Qu'à cela ne tienne,
Valérie Zenatti et
Thierry Bénisti se sont attelés à scénariser un film qui ait son autonomie par rapport au livre qui l'inspire.
Tal et Naïm sont bien sûr là, magnifiques dans leur questionnement sur eux-mêmes et dans leur quête de liberté.
Mais l'actualité de la guerre de Gaza, l'opération "Plomb durci", trouve aussi sa place dans le scénario, le rendant d'autant plus proche du spectateur actuel.
Apparaît aussi dans le film l'usage du français comme langue de conversation entre les deux grands adolescents dans les emails qu'ils échangent - le livre présentait leurs courriers respectifs.
Nouvel invité également, le Centre culturel français de Gaza.
Tout cela s'emboîte remarquablement.
Bien sûr, on peut dire qu'il s'agit d'une fable mais c'est ce type de construction artistique qui permet en général de réfléchir le plus profondément.

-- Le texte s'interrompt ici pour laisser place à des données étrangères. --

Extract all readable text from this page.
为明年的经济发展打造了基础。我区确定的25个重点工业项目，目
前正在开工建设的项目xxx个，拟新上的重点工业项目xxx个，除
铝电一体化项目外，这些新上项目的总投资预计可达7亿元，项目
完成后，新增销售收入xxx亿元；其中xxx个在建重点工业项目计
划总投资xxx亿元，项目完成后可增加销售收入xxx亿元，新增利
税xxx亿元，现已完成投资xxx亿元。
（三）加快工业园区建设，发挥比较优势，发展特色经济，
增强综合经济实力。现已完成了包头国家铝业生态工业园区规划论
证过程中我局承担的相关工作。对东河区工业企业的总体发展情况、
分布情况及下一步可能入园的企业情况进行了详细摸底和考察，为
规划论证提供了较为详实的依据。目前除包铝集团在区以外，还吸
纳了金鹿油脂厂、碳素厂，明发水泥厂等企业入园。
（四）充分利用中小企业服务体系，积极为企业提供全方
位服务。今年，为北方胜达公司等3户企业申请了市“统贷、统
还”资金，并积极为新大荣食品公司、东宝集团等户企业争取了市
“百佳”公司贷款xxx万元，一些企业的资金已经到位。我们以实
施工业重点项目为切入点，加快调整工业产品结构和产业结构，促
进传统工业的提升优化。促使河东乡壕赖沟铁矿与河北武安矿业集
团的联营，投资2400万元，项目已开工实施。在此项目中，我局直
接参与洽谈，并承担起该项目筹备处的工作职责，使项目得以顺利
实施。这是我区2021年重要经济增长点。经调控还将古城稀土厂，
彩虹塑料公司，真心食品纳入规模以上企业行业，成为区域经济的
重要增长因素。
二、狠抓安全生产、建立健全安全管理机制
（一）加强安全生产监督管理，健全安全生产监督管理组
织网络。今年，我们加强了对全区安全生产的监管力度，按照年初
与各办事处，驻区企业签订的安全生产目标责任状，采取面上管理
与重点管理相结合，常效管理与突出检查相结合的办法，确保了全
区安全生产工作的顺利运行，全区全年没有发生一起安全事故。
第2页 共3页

Pas de parti pris ici pour l'une ou l'autre communauté, mais l'étalage de leurs souffrances.
Pour se faire une idée du film, la bande-annonce, en gardant à l'esprit que ce n'est qu'une bande-annonce:
http://goo.gl/CU9q0
Ce beau film à voir aussi en famille peut aussi se prolonger dans la lecture du roman original.
"Une bouteille dans la mer de Gaza" est disponible avec une nouvelle couverture renvoyant au film.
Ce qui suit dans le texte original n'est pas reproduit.